The fight against Duchenne has been severly underfunded.  The future seemed bleak, and yet, as we did more research, we found something else: hope.

Finding Hope

We learned that for the first time in the history of this disease, there were clinical trials underway for treatments with the potential to slow the progression of the disease. These treatments may change Duchenne into a disease that can be managed over a lifetime, much like diabetes is today. And there are many other research initiatives underway, all pursuing promising advances.  

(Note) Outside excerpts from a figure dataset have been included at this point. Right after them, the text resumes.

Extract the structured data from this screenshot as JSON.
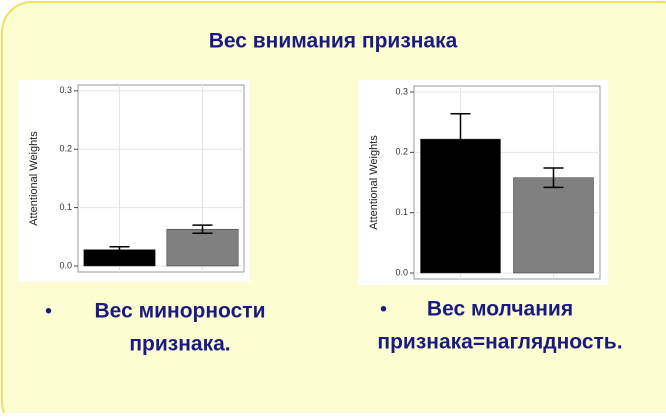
{
  "title": "Вес внимания признака",
  "chart_data": [
    {
      "type": "bar",
      "y_label": "Attentional Weights",
      "values": [
        0.028,
        0.063
      ],
      "errors": [
        0.005,
        0.007
      ],
      "colors": [
        "#000000",
        "#808080"
      ],
      "ylim": [
        0,
        0.31
      ],
      "yticks": [
        {
          "value": 0,
          "label": "0.0"
        },
        0.1,
        0.2,
        0.3
      ],
      "grid": true
    },
    {
      "type": "bar",
      "y_label": "Attentional Weights",
      "values": [
        0.222,
        0.158
      ],
      "errors": [
        0.042,
        0.016
      ],
      "colors": [
        "#000000",
        "#808080"
      ],
      "ylim": [
        0,
        0.31
      ],
      "yticks": [
        {
          "value": 0,
          "label": "0.0"
        },
        0.1,
        0.2,
        0.3
      ],
      "grid": true
    }
  ],
  "bullets": [
    {
      "lines": [
        "Вес минорности",
        "признака."
      ]
    },
    {
      "lines": [
        "Вес молчания",
        "признака=наглядность."
      ]
    }
  ]
}
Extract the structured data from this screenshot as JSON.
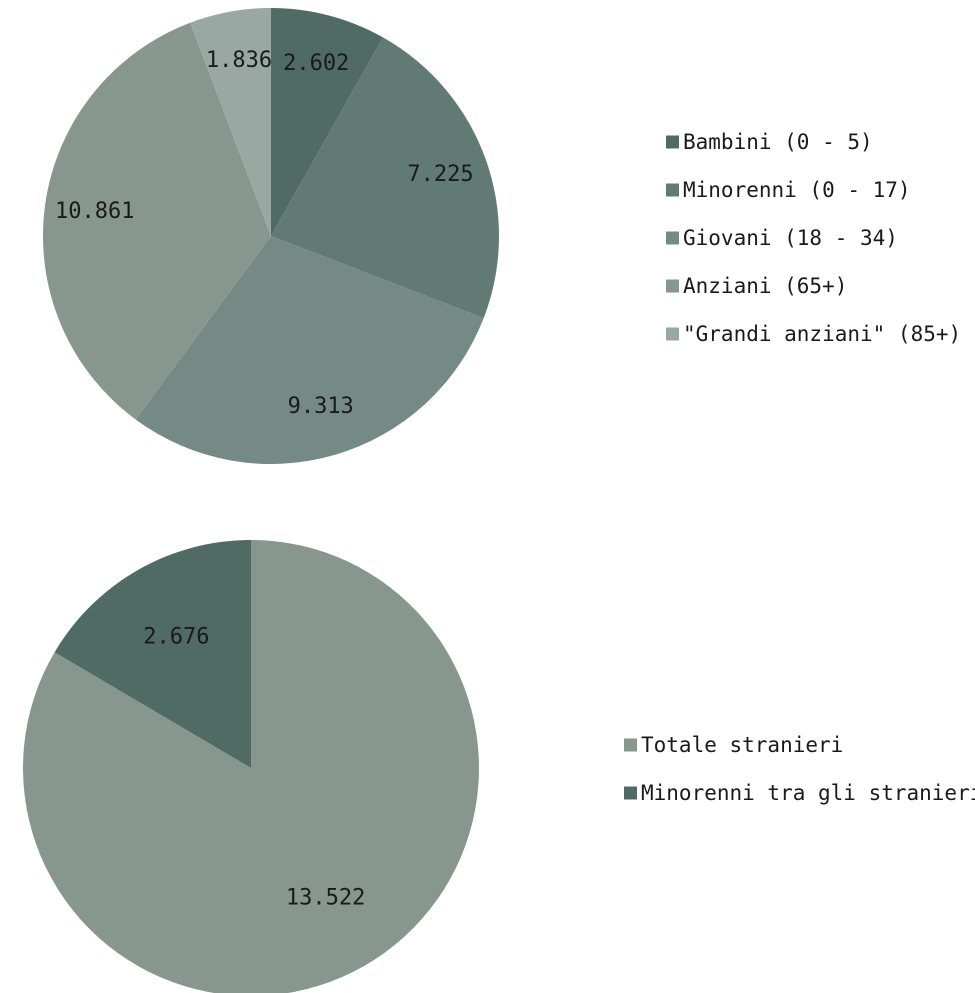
{
  "chart_data": [
    {
      "type": "pie",
      "categories": [
        "Bambini (0 - 5)",
        "Minorenni (0 - 17)",
        "Giovani (18 - 34)",
        "Anziani (65+)",
        "\"Grandi anziani\" (85+)"
      ],
      "values": [
        2602,
        7225,
        9313,
        10861,
        1836
      ],
      "value_labels": [
        "2.602",
        "7.225",
        "9.313",
        "10.861",
        "1.836"
      ],
      "colors": [
        "#506b64",
        "#617a73",
        "#758a84",
        "#87978f",
        "#9aa8a3"
      ],
      "legend_position": "right",
      "start_angle": "12 o'clock",
      "direction": "clockwise"
    },
    {
      "type": "pie",
      "categories": [
        "Totale stranieri",
        "Minorenni tra gli stranieri"
      ],
      "values": [
        13522,
        2676
      ],
      "value_labels": [
        "13.522",
        "2.676"
      ],
      "colors": [
        "#87978f",
        "#506b64"
      ],
      "legend_position": "right",
      "start_angle": "12 o'clock",
      "direction": "clockwise"
    }
  ]
}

As we made more contacts and learned more about Duchenne, doctors and researchers in the field assured us that there will indeed be treatments and ultimately a cure for this disease. These experts said we truly can have hope for the future of our son. Yet they cautioned that research takes a long time, is extremely expensive and is often delayed due to lack of funding.  No single treatment in development today is likely to stop the progression of the disease, so a combination of several drugs will be required.  We also learned that we are close to potential treatments because of the efforts of parent-led organizations that have worked tirelessly to generate funding for research. We are in a race against time, as each day, with each step, Christopher’s muscles weaken.  We need to act urgently.

Foundation for a Future

In 2009 we incorporated Foundation for a Future. The sole purpose is to raise money to fund research that has the potential to bring treatments and, ideally, a cure for Duchenne to market in time to save this generation of boys.  

Our goal is clear and our commitment is unwavering: we want to do everything we can to help give these boys a better future - and to send Duchenne into the past.   With the help of many caring people, we can make it happen.